Unity/Windows Forms Focusing Issue

I’ve been working on an Editor Extension that will let people run the NUnit gui application from inside Unity so that it can be used to run unit tests on all of a person’s scripts. After some tweaking to the NUnit source code, I’ve pretty much pulled it off, but there’s one quirk I would like to try and fix:

The problem is that NUnit gui is a windows forms application, and when I create it, Unity seems to consider it an external application, so switching focus to NUnit gui steals focus from Unity and my EditorApplication.update() functions are no longer called until I switch focus from NUnit gui back to Unity. This is a problem for me because the part of the logic that actually runs the unit tests needs to be run from the main Unity thread in order for non-thread safe function calls like Resources.Load() to work correctly. I already figured out how to implement communication between the threads, but if my Unity update() functions are never called when NUnit gui has focus then I have to manually switch focus between them to get Unity to run the tests, then switch back to NUnit gui to see the results, which is annoying, especially if switching focus to Unity causes my NUnit gui to disappear behind the Unity editor window.
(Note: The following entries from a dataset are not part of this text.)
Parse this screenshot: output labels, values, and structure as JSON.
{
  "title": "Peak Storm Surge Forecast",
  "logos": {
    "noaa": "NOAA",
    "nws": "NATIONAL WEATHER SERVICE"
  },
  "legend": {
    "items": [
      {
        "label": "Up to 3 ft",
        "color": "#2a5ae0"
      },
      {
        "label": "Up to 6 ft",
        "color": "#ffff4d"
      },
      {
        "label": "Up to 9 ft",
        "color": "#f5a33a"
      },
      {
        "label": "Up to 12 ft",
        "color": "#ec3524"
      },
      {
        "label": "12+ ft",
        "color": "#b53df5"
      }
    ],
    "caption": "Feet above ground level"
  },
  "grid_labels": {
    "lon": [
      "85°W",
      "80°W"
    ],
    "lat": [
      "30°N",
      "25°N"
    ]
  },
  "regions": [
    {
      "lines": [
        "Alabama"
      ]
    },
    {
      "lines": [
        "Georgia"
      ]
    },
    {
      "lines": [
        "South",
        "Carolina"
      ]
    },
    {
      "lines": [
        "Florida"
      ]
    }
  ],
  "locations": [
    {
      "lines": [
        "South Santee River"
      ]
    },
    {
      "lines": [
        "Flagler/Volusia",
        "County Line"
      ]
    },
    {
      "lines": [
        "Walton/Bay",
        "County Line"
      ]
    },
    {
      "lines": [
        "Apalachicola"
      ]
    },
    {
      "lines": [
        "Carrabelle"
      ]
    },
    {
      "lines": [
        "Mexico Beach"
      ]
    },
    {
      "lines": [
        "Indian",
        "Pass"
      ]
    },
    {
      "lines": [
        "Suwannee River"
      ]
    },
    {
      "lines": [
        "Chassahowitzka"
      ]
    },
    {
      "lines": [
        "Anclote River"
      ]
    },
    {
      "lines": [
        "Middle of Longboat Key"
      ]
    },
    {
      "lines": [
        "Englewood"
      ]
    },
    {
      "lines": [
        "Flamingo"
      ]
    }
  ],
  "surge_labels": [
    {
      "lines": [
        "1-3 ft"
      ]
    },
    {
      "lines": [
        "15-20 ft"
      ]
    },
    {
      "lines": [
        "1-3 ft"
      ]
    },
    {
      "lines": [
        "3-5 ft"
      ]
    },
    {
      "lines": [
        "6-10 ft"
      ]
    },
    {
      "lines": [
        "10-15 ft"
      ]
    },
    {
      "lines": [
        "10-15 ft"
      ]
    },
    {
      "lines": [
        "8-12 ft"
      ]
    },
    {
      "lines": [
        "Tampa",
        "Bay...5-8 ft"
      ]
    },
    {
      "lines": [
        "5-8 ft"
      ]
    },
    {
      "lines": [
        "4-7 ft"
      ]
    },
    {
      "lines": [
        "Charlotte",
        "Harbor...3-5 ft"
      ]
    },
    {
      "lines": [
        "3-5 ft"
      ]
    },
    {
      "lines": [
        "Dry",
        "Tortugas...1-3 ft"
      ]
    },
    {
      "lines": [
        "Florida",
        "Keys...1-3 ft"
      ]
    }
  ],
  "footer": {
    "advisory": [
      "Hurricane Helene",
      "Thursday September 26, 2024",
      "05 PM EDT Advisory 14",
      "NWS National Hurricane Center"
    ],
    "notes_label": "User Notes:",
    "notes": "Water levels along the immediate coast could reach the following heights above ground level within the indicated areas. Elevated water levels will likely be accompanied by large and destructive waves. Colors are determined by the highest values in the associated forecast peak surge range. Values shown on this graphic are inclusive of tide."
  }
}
The ideal solution would be to have NUnit gui somehow recognized as a child window of the Unity editor (I’m skeptical about whether or not this is even possible). At the very least I would like to try and find a way to swap focus between them automatically, so that Unity gets focus immediately when you decide to run tests, and focus switches back after the test run is complete. Anyone have any ideas?

I actually found the answer to my own question, over dinner I thought about trying to poke Unity by forcing it to go through an update cycle programmaticaly and see if that was possible/would solve my problem. After some searching I found EditorApplication.Step() does the trick, best of all it doesn’t seem to take focus away from NUnit gui and just runs my tests behind the scenes, while NUnit gui gets real-time test results by means of event call-backs to show to the user. I can’t believe this problem had such an easy solution :stuck_out_tongue:

I just found out my solution yesterday was incorrect, since calling EditorApplication.Step from outside the main Unity thread is also illegal. I have no idea why it was working yesterday, from what I understand I should have gotten an exception. Nevertheless I have discovered another equally painless solution, setting: Application.runInBackground = true just before opening my NUnit gui window will cause update functions to continue running even when Unity loses focus. I have noticed however that having this property set to true and making code changes seems to trip up Unity and cause it to freeze when it needs to recompile, so I set the property back to false when my NUnit gui window is closed (can probably set it up to trigger any time NUnit gui loses focus to make it even safer).